Encourages students to explore new ideas.
Anna Wredenberg is Professor of Mitochondrial Biology in the Department of Medical Biochemistry and Biophysics at Karolinska Institutet, a position she assumed on 1 February 2024. She concurrently serves as a Specialist Physician in Clinical Genetics at the Centre for Inherited Metabolic Diseases at Karolinska University Hospital, dedicating fifty percent of her time to clinical diagnostics and treatment of patients with rare genetic diseases involving mitochondrial dysfunction. As Assistant Head of Department at the Department of Medical Biochemistry and Biophysics, she holds signatory responsibilities for the divisions of Molecular Neurobiology and Chemical Biology & Genome Engineering, participates in the Executive Council and Senate, and substitutes for the Head of Department at meetings. Wredenberg, born in 1974 in Stockholm, began her academic journey with a Bachelor of Science in Physiotherapy from Karolinska Institutet in 1996, followed by a University Medical Degree in 2004 and a PhD in 2007 from the Department of Laboratory Medicine at the same institution, with a thesis on mitochondrial dysfunction in ageing and degenerative disease. Her postdoctoral training included positions at Karolinska Institutet from 2004 to 2008 and at the Max Planck Institute for Biology of Ageing in Cologne from 2008 to 2012, after which she returned to Karolinska Institutet as Research Group Leader in 2012.

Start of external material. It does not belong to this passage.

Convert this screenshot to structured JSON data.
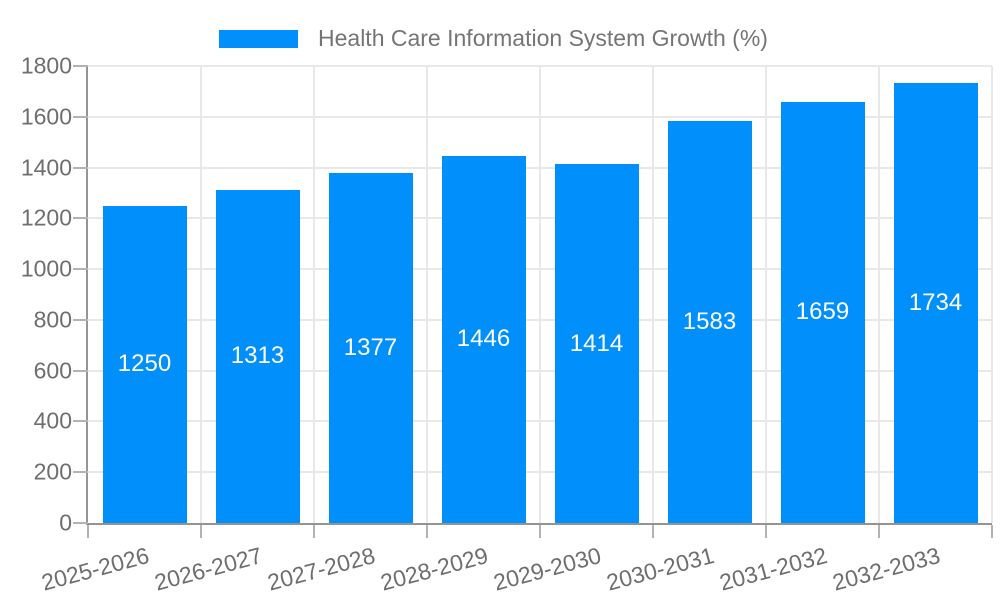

The Wredenberg group focuses on mitochondrial metabolism in health and disease, examining how mitochondrial dysfunction affects cellular processes, particularly energy metabolism, and regulatory mechanisms of mitochondrial DNA and RNA metabolism. Research explores influences on mitochondrial gene expression, RNA turnover, mitochondrial dynamics, and defects in inborn errors of metabolism, with implications for common diseases including heart disease, diabetes, cancers, neurodegeneration, and autoimmune disorders. The group utilizes Drosophila melanogaster models, mammalian systems, primary patient cells, reprogrammed neuronal stem cells, and multi-omics approaches, in close collaboration with clinical settings for novel disease validation. Key publications include 'The mitochondrial methylation potential gates mitoribosome assembly' (Nature Communications, 2025, Glasgow et al.), 'Preventing excessive autophagy protects from the pathology of mtDNA mutations in Drosophila melanogaster' (Nature Communications, 2024, El Fissi et al.), 'Quantitative proteomics of patient fibroblasts reveal biomarkers and diagnostic signatures of mitochondrial disease' (JCI Insight, 2024, Correia et al.), 'MTERF3 regulates mitochondrial ribosome biogenesis in invertebrates and mammals' (PLoS Genetics, 2013, Wredenberg et al.), and 'Premature ageing in mice expressing defective mitochondrial DNA polymerase' (Nature, 2004, Trifunovic et al.). Wredenberg has been awarded the Ragnar Söderberg Fellowship in Medicine (2013, 8 million SEK), a Novo Nordisk Foundation grant (2018, DKK 5 million), and Wallenberg Foundation funding (2024, SEK 24 million).